Neumann eigenvalue problems on the exterior domains

Abstract: For $ p\in (1, \infty)$, we consider the following weighted Neumann eigenvalue problem on $B_1^c$, the exterior of the closed unit ball in $R^N$: \begin{equation}\label{Neumann eqn} \begin{aligned} -\Delta_p \phi & = \lambda g |\phi|^{p-2} \phi \ \text{in}\ B^c_1, \ \displaystyle\frac{\partial \phi}{\partial \nu} &= 0 \ \text{on} \ \partial B_1, \end{aligned} \end{equation} where $\Delta_p$ is the $p$-Laplace operator and $g \in L^1_{loc}(B^c_1)$ is an indefinite weight function. Depending on the values of $p$ and the dimension $N$, we take $g$ in certain Lorentz spaces or weighted Lebesgue spaces and show that the above eigenvalue problem admits an unbounded sequence of positive eigenvalues that includes a unique principal eigenvalue.
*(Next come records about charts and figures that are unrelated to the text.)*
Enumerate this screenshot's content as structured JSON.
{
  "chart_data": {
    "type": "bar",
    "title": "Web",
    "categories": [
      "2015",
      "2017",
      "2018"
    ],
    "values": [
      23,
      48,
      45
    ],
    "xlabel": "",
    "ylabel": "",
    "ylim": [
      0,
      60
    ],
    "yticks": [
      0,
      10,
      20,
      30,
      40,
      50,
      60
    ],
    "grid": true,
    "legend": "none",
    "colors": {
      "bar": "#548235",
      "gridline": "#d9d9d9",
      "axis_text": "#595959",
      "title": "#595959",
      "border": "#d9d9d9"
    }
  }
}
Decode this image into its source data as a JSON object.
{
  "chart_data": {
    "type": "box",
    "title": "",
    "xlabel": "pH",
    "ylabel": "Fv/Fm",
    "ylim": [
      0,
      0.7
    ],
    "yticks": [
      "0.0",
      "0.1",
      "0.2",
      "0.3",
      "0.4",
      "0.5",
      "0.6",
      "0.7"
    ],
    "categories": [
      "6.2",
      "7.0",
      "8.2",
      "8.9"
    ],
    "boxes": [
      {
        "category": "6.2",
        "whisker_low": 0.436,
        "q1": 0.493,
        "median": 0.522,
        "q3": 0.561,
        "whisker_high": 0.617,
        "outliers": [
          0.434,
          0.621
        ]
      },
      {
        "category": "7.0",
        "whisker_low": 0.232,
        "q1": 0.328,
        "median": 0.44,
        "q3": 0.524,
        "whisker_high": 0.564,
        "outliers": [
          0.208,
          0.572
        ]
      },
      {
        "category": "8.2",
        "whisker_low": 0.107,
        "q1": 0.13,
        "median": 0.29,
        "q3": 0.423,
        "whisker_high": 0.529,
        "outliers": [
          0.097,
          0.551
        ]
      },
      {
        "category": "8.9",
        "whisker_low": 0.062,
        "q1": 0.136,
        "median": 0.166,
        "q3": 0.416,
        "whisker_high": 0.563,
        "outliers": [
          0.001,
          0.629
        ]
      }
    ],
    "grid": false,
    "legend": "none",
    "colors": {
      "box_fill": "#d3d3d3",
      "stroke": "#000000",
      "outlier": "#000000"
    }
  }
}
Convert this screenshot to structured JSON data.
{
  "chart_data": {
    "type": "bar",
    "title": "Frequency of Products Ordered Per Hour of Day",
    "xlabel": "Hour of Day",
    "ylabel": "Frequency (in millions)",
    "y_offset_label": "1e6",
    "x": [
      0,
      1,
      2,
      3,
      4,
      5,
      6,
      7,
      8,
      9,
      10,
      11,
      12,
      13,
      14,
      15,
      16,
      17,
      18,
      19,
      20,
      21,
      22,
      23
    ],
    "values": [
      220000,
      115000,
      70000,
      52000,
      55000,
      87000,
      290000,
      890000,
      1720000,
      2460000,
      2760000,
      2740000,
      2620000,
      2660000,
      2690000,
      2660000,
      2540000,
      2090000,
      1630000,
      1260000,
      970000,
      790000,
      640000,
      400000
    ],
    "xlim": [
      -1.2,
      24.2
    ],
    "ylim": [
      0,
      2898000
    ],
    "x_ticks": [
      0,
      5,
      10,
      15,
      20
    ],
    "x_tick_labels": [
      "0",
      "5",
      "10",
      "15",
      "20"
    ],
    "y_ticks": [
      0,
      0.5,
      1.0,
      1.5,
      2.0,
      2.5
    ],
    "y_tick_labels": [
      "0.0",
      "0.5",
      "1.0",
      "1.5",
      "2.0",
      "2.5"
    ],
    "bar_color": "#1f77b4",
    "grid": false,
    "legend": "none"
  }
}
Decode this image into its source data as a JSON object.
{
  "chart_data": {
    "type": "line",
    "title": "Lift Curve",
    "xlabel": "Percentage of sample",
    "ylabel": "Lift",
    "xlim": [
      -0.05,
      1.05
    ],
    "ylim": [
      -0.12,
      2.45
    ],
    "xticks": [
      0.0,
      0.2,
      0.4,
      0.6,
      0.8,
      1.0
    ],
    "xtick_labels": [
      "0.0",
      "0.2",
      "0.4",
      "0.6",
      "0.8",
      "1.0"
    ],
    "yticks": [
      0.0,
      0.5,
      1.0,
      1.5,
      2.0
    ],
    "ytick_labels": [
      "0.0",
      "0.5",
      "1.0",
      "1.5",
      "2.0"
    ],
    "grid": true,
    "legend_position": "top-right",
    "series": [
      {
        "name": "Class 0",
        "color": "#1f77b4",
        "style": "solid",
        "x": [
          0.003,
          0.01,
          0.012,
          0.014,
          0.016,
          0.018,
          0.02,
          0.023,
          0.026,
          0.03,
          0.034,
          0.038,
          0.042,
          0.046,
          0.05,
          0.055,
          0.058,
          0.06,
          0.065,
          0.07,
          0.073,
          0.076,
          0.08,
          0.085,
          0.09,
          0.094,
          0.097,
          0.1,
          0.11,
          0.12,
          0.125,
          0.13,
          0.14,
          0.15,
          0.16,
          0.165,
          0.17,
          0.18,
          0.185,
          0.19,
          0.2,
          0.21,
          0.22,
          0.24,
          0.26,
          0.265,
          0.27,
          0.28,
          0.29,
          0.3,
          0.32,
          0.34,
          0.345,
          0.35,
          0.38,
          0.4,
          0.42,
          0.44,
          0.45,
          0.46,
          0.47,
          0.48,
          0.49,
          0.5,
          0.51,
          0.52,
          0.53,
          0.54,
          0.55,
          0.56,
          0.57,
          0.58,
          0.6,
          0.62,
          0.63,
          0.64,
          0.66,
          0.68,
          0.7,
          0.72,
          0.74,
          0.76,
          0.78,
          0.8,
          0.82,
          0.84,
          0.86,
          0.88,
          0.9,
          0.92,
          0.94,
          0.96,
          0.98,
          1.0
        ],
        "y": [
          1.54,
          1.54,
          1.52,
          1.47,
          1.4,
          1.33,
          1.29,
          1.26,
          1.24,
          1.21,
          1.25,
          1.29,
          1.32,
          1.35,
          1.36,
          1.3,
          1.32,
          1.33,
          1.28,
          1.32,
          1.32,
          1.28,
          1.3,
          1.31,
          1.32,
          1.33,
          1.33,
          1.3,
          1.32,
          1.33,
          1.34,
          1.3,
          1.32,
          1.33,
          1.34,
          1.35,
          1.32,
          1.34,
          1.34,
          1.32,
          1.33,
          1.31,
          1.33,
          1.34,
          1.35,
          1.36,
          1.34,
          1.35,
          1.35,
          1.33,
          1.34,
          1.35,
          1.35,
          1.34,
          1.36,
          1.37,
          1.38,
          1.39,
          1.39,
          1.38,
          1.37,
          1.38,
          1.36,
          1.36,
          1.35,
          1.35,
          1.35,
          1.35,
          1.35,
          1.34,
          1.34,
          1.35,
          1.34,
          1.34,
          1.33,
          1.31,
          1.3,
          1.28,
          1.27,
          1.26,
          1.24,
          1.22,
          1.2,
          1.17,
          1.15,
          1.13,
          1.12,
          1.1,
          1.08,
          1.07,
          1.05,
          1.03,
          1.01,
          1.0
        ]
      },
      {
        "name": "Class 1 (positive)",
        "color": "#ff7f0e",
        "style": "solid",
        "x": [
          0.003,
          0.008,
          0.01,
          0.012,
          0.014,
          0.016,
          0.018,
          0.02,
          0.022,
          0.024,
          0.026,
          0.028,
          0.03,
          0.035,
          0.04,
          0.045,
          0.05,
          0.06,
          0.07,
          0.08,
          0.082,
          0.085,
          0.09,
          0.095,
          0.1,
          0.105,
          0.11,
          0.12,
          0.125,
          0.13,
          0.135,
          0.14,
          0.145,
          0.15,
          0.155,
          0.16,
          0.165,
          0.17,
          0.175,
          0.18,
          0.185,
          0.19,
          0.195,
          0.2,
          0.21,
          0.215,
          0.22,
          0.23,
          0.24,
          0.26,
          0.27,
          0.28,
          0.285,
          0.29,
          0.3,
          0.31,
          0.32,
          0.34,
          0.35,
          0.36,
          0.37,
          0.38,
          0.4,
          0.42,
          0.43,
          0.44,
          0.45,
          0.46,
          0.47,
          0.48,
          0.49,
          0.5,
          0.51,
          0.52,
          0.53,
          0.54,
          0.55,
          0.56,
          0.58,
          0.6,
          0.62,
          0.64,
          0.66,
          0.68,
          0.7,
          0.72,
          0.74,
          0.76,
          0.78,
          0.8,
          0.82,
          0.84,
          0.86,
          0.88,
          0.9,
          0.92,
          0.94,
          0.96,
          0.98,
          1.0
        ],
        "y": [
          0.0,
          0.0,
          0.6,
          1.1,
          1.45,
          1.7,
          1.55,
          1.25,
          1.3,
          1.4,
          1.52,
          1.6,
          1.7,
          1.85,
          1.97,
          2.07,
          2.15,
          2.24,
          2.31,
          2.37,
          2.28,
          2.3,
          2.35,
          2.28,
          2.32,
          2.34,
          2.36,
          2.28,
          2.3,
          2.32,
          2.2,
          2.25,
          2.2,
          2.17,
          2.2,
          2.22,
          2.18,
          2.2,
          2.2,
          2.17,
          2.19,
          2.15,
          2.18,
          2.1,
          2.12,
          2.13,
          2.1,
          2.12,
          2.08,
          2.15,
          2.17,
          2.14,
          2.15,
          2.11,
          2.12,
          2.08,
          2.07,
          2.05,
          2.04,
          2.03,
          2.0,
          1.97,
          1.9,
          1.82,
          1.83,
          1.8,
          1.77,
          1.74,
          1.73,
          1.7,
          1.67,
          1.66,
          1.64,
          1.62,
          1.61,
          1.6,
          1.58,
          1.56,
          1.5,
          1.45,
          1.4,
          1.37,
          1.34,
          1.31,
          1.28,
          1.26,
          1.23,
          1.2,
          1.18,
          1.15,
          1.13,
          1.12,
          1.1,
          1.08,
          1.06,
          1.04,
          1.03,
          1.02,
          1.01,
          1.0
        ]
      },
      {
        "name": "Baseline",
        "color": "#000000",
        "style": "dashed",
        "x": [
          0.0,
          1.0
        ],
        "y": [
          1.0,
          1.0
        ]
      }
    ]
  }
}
For this purpose, we establish the compact embeddings of $W^{1,p}(B^c_1)$ into $L^p(B^c_1, |g|)$ for $g$ in certain weighted Lebesgue spaces. For $N>p$, we also provide an alternate proof for the embedding of $W^{1,p}(B^c_1)$ into $L^{p^*,p}(B^c_1)$. Further, we show that the set of all eigenvalues is closed.